Clare Malone résume ainsi cette thèse dans le New Yorker:
Eugene Robinson, commentateur primé du Washington Post, aboutit à une conclusion similaire: «Il est naturel de supposer que la 'campagne de ralliement' de Trump n'est pas aussi folle qu'elle en a l'air. (...)».
Cette théorie repose sur le fait que les gens ont la mémoire courte. Susan Glasser constate également dans le New Yorker: «Ceux qui se moquent des déclarations 'ils mangent les chiens' ne se rendent pas compte que les rires vont bientôt s'estomper, mais que les insultes resteront. C'est ainsi que fonctionne la propagande».

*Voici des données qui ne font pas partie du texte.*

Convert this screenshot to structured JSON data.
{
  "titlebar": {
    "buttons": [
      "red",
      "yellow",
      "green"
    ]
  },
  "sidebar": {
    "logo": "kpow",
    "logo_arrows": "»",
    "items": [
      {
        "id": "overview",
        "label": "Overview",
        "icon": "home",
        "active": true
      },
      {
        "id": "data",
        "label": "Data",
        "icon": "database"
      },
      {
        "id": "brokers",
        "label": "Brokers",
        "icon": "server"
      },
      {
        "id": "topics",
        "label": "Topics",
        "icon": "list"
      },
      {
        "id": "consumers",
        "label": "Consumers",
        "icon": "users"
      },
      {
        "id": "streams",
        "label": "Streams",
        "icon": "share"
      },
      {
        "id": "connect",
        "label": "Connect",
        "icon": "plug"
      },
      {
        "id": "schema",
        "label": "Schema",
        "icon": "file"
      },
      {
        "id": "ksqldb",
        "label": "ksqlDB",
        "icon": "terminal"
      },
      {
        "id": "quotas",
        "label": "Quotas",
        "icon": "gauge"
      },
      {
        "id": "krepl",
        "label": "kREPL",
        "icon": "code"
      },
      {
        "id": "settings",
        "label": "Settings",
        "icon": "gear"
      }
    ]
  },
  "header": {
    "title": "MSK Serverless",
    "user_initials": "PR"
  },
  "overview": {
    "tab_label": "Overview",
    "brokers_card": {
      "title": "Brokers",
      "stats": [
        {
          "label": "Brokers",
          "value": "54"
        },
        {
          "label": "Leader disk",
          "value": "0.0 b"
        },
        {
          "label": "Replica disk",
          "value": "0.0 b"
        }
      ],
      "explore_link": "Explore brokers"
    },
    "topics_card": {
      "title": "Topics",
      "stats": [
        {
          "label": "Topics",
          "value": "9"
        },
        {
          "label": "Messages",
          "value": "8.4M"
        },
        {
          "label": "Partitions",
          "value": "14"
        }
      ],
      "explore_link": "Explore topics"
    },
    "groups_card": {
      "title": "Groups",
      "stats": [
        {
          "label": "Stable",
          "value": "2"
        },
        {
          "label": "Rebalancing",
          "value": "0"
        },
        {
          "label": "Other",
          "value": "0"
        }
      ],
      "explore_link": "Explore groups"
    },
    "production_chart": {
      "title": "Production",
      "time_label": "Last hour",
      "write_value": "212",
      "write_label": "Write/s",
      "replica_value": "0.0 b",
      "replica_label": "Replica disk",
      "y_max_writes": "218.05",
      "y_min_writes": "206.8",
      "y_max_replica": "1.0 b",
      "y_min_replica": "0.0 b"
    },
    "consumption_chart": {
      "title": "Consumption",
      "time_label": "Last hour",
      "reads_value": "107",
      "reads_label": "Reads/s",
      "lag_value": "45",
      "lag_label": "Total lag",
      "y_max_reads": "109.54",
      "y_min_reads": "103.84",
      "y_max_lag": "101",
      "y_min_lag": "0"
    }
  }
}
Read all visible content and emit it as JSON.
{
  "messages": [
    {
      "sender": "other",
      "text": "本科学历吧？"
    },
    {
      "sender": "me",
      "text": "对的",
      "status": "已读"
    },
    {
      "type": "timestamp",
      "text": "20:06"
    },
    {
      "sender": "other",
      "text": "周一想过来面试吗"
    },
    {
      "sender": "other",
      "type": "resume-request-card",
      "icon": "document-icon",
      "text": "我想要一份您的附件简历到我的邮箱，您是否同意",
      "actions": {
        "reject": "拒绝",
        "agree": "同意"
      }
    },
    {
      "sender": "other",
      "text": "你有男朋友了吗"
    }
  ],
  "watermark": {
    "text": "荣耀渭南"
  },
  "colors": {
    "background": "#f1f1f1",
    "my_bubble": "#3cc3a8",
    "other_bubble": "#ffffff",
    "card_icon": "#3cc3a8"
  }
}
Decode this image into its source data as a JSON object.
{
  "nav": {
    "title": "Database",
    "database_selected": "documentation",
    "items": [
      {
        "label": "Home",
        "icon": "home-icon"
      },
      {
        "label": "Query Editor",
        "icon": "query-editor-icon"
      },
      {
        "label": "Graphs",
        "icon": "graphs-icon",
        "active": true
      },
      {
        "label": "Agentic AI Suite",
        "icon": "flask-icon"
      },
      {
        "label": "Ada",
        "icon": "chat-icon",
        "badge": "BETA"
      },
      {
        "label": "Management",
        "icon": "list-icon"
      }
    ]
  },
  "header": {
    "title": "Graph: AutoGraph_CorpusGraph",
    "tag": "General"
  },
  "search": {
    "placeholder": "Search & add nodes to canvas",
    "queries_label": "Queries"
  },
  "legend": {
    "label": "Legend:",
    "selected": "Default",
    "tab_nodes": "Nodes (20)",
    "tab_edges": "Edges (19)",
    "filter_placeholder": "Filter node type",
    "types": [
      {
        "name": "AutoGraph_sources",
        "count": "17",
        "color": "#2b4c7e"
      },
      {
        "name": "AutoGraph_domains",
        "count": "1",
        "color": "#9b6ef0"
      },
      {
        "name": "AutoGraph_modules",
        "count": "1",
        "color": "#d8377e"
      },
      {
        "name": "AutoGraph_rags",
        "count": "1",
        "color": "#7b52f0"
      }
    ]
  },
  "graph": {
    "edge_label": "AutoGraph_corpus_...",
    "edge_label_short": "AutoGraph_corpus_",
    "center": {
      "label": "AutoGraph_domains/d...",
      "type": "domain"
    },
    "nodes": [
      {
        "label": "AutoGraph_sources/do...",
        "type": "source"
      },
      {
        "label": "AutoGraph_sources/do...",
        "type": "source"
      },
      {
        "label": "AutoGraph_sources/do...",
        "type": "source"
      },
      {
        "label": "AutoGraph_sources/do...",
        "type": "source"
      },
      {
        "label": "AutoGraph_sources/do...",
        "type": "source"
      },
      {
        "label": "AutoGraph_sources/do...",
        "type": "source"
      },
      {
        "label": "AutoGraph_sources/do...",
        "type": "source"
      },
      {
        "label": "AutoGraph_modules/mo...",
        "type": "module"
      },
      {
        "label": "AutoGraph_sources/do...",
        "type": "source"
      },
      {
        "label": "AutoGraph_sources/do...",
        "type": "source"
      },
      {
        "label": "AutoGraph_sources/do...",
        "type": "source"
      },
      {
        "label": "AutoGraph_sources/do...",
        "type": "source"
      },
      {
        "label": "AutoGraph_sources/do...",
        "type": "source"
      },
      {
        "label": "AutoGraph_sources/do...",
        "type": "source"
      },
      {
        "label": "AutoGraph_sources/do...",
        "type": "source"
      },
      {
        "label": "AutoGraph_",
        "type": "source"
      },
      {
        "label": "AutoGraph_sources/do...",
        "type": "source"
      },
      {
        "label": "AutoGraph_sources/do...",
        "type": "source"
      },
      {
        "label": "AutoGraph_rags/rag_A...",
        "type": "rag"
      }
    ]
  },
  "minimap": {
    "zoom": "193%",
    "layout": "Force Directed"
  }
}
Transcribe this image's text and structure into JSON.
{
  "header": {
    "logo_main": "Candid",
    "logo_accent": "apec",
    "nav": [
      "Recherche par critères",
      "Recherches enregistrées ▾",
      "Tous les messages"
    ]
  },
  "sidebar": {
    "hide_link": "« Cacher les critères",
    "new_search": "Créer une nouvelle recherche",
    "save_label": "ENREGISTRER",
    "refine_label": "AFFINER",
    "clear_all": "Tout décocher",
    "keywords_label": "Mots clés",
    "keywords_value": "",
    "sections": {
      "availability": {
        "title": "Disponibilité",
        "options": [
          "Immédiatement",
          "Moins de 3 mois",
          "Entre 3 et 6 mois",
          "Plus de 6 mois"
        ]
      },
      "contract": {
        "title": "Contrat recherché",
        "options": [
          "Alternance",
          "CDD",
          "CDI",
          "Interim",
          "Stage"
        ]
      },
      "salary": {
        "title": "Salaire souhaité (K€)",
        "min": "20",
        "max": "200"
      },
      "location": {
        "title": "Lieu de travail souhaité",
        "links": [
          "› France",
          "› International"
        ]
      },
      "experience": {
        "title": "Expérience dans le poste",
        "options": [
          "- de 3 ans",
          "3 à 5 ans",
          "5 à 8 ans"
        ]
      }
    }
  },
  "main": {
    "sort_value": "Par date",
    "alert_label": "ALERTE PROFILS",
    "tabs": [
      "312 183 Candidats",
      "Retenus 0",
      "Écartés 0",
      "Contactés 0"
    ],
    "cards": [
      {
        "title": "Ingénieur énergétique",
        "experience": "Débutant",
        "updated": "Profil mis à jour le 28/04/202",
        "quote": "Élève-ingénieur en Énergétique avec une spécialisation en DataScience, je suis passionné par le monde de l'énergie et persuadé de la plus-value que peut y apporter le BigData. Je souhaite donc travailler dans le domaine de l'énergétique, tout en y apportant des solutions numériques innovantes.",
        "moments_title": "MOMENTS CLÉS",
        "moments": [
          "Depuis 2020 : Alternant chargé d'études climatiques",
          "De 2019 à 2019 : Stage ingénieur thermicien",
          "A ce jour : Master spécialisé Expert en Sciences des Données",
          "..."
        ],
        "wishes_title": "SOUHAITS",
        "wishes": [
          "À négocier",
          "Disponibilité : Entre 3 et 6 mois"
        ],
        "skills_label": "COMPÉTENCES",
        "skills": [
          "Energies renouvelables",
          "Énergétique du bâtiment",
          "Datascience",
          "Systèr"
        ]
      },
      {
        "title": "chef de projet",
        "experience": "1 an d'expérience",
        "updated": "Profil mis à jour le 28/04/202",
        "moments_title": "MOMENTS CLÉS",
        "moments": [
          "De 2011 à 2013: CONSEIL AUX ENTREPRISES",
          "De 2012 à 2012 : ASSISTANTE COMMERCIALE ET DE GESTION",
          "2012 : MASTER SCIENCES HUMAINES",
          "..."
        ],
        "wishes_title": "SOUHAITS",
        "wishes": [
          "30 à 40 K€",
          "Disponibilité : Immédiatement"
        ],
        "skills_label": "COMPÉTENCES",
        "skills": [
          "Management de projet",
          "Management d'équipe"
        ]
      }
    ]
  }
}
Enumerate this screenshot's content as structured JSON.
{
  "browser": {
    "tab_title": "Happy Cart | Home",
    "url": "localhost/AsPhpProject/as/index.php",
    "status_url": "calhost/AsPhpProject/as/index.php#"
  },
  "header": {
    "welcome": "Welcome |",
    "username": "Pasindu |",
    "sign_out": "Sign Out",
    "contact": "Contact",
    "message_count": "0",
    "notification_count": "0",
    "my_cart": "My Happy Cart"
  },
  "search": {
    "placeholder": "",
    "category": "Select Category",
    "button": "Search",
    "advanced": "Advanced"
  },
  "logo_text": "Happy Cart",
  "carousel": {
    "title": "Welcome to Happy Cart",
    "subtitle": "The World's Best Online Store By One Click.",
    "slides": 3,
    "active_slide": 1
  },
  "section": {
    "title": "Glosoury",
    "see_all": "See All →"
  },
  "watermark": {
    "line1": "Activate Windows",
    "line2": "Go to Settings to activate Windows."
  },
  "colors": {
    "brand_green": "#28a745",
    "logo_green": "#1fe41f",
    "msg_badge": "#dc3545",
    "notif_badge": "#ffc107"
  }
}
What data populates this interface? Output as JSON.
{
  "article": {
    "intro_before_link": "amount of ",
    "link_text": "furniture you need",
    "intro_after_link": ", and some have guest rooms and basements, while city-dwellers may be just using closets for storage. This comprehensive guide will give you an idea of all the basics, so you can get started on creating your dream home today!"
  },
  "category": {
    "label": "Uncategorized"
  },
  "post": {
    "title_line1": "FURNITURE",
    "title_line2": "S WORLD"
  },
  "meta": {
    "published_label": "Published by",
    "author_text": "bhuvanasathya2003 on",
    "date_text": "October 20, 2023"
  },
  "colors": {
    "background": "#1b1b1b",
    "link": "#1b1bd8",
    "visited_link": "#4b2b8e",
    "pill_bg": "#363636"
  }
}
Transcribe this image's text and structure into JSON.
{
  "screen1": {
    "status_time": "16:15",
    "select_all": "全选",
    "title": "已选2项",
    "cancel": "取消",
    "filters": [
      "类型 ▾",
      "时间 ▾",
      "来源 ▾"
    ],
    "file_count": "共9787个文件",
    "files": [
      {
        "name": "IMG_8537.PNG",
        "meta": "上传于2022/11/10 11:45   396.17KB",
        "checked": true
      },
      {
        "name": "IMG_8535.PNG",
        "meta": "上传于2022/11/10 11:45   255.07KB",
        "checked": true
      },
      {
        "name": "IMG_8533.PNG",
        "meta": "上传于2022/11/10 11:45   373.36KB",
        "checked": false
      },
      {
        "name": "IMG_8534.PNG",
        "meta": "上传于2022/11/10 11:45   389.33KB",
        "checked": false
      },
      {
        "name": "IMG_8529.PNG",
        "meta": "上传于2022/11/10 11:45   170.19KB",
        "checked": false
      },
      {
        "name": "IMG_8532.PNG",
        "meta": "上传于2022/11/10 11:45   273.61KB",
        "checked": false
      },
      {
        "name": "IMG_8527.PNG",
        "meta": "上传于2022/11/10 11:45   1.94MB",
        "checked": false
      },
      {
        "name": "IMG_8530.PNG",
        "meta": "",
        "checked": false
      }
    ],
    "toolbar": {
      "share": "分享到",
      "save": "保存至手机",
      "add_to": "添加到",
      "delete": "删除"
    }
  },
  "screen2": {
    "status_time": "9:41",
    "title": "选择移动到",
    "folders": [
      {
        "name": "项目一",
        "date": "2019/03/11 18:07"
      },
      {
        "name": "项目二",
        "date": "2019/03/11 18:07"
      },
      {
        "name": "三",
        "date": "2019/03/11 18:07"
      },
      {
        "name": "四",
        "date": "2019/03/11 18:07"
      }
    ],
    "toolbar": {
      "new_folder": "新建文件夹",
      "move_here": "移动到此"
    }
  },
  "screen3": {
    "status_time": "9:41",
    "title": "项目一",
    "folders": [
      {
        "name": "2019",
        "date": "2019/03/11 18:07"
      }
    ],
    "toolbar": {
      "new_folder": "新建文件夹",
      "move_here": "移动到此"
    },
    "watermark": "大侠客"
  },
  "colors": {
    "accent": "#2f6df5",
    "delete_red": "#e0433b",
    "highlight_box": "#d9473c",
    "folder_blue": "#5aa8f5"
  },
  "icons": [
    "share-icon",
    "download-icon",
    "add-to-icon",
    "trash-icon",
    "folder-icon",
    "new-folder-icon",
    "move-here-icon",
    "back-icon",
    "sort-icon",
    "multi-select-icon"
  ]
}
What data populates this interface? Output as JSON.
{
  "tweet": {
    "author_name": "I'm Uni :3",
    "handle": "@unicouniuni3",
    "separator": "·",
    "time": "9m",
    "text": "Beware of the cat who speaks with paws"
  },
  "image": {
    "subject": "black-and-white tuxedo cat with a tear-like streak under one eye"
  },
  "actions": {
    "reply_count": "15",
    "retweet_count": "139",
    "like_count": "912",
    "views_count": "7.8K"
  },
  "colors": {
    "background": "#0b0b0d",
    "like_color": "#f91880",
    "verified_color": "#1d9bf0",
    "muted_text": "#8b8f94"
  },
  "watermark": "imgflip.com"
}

Une méthode que Vladimir Poutine, adulé par Donald Trump, maîtrise depuis longtemps. Fiona Hill, spécialiste de la Russie et ancienne conseillère en sécurité, explique donc: «C'est stupéfiant: RT (la chaîne de propagande de la Russie) et la campagne Vance-Trump sont identiques. C'est le même usage abusif de l'immigration et des fausses informations».
Avec sa «stratégie de la folie», Donald Trump prend un grand risque. Il peut ainsi attirer quelques «low-propensity-supporters» vers les urnes. A l'inverse, il effraie aussi les républicains honnêtes et les indépendants conservateurs qui subsistent encore. Nous verrons le 5 novembre si son calcul est payant.